Applications use the Astra SDK, which talks to a microkernel-style core (actors, task graph, scheduler, messaging, state). Below that: Postgres, Redis, Memcached, and object storage.

flowchart TB
  subgraph apps [Applications]
    SDK[Astra SDK]
  end
  subgraph kern [Kernel]
    AR[Actor runtime]
    TG[Task graph]
    SCH[Scheduler]
    BUS[Messaging]
    ST[State / events]
  end
  subgraph infra [Infrastructure]
    PG[(Postgres)]
    RD[(Redis)]
    MC[(Memcached)]
    OBJ[Object storage]
  end
  SDK --> AR
  AR --> BUS
  TG --> PG
  SCH --> RD
  BUS --> RD
  ST --> PG
  SDK --> TG

Security and data plane

Clients use TLS to the API gateway with JWT auth. Service-to-service traffic uses mTLS. Tool execution is sandboxed; secrets are injected via Vault (or equivalent), not baked into images. See Security and PRD §18.

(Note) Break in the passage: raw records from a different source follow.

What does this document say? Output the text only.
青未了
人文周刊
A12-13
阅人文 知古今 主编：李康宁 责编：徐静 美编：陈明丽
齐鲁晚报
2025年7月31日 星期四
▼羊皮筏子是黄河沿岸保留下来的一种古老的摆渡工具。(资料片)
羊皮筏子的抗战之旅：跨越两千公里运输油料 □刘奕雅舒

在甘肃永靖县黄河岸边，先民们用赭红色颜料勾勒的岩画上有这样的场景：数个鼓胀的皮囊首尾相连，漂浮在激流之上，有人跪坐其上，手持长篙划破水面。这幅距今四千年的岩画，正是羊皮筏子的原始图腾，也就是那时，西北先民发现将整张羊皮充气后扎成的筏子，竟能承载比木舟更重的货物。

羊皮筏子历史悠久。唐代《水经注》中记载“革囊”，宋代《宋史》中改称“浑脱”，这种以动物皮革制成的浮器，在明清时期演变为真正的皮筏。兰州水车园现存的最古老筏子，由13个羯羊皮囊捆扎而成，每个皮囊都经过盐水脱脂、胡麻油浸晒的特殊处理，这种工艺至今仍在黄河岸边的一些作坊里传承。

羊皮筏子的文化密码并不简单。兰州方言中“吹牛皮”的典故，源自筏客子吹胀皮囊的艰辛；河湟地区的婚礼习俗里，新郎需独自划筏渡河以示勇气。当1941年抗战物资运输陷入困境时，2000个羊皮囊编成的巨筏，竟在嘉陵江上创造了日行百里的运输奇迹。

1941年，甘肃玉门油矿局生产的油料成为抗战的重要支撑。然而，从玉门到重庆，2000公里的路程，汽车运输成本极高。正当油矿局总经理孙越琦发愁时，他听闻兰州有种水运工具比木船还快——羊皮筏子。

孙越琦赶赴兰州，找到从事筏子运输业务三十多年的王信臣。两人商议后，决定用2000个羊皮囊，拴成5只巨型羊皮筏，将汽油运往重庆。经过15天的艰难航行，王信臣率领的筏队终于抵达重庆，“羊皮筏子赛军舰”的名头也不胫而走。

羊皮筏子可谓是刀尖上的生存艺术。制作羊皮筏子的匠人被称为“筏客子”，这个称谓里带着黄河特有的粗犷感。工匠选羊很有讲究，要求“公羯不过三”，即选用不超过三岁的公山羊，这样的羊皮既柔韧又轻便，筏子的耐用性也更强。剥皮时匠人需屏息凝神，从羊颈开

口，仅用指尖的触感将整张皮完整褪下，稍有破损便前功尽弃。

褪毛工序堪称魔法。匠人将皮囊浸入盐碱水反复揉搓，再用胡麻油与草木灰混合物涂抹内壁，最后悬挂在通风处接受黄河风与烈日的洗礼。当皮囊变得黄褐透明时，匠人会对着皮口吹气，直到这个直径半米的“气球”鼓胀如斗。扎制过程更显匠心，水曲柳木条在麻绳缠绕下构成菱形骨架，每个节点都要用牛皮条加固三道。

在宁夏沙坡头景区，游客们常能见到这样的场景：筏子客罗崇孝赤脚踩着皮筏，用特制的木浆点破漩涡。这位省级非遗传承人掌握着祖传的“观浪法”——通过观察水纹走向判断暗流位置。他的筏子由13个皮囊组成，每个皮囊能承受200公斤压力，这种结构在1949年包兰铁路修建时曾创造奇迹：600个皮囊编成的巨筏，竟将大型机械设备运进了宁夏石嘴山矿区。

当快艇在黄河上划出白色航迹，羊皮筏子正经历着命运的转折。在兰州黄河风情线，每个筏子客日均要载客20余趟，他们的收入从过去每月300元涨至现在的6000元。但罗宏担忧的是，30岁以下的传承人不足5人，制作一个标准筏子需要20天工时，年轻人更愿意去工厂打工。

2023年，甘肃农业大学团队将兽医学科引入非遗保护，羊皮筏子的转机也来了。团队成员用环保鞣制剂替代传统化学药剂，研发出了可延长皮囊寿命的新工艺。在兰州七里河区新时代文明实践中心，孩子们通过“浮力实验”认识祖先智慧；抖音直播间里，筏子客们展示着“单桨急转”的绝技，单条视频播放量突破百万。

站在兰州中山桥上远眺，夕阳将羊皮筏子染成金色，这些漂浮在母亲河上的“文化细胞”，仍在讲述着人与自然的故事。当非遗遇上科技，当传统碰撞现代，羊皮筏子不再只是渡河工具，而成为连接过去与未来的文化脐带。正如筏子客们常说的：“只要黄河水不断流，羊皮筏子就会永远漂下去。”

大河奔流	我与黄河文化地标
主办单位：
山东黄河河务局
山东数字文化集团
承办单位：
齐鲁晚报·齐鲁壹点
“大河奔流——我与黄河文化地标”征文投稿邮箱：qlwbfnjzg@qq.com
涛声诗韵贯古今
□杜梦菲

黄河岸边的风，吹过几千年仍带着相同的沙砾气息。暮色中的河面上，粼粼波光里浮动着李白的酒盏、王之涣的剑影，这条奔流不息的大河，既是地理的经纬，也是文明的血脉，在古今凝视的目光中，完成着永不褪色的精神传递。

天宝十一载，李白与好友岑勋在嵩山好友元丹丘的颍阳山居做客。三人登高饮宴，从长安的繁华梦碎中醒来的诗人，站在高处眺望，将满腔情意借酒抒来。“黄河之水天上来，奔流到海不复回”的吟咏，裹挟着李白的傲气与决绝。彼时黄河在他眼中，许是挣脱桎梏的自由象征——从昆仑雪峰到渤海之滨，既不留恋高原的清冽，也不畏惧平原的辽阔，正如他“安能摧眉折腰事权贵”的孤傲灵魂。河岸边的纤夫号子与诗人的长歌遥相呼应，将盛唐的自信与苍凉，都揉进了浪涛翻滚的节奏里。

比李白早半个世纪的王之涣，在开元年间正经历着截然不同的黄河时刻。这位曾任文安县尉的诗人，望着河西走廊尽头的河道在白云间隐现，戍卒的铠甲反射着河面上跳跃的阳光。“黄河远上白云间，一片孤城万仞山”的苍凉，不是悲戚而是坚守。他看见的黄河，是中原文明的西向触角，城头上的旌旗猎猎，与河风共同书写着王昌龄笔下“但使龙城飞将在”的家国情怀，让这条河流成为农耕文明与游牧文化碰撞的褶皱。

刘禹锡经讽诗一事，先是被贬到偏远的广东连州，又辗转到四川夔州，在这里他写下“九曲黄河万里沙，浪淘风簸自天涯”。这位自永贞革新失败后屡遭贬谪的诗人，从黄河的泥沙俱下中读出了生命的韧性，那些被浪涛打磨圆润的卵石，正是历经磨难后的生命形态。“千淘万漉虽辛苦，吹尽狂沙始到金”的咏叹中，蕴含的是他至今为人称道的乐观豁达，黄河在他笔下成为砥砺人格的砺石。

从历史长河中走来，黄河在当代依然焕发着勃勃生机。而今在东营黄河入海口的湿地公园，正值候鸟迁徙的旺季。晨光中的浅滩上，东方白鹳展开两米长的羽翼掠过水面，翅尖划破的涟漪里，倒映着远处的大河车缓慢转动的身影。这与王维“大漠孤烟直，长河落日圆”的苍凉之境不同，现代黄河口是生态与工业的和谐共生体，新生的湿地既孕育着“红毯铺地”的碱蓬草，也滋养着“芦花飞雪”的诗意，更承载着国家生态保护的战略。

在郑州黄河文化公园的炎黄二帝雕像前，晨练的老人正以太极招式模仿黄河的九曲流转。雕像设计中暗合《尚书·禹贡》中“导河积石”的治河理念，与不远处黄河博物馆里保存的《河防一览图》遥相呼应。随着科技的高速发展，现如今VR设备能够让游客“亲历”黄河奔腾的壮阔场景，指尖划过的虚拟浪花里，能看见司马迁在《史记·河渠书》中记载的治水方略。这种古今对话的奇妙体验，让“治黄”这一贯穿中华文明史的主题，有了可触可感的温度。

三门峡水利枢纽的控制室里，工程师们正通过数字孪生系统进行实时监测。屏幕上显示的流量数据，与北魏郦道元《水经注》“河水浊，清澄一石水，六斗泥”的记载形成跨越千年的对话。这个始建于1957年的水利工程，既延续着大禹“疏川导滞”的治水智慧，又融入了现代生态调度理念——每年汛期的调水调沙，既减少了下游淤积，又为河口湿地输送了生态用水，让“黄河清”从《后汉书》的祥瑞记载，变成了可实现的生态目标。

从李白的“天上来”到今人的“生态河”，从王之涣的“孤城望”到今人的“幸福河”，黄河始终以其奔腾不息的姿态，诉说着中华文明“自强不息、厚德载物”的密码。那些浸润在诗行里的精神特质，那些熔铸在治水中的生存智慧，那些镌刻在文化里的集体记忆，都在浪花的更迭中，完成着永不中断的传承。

Kubernetes namespaces (summary)

Namespace Role
control-plane Gateway, identity, access control
kernel Scheduler, tasks, agents, goals, planner, memory
workers Execution, browser, tools, LLM routing, prompts, evaluation, worker manager
infrastructure Data stores and supporting services
observability Metrics, logs, traces

Goal → task → result (flow)

  1. Client submits a goal for an agent.
  2. Goal path validates and assembles context, then planning produces a task DAG.
  3. Task service persists the graph; scheduler finds ready tasks and dispatches to queues.
  4. Workers claim work, run tool/sandbox steps, then complete or fail tasks.
  5. Dependent tasks unlock; the cycle continues until the graph finishes.
sequenceDiagram
  participant C as Client
  participant GW as API gateway
  participant GS as Goal path
  participant PL as Planner
  participant TS as Task service
  participant SCH as Scheduler
  participant Q as Work queues
  participant W as Workers
  C->>GW: Goal
  GW->>GS: Forward
  GS->>PL: Plan
  PL->>TS: Persist graph
  SCH->>TS: Ready tasks
  SCH->>Q: Dispatch
  W->>Q: Claim
  W->>TS: Complete / fail

Caching (10ms read path)

Hot reads use Redis and Memcached with TTLs described in PRD §13. Writes go durable first, then events, then cache refresh — so caches can lag slightly behind the database by design.

Tradeoff

Eventual consistency on cached fields is accepted so the 10ms read target stays achievable at scale.

Hardware targets

macOS (Apple Silicon / Intel) and Linux (including GPU paths where configured) are supported deployment shapes; see PRD §20 and Deployment.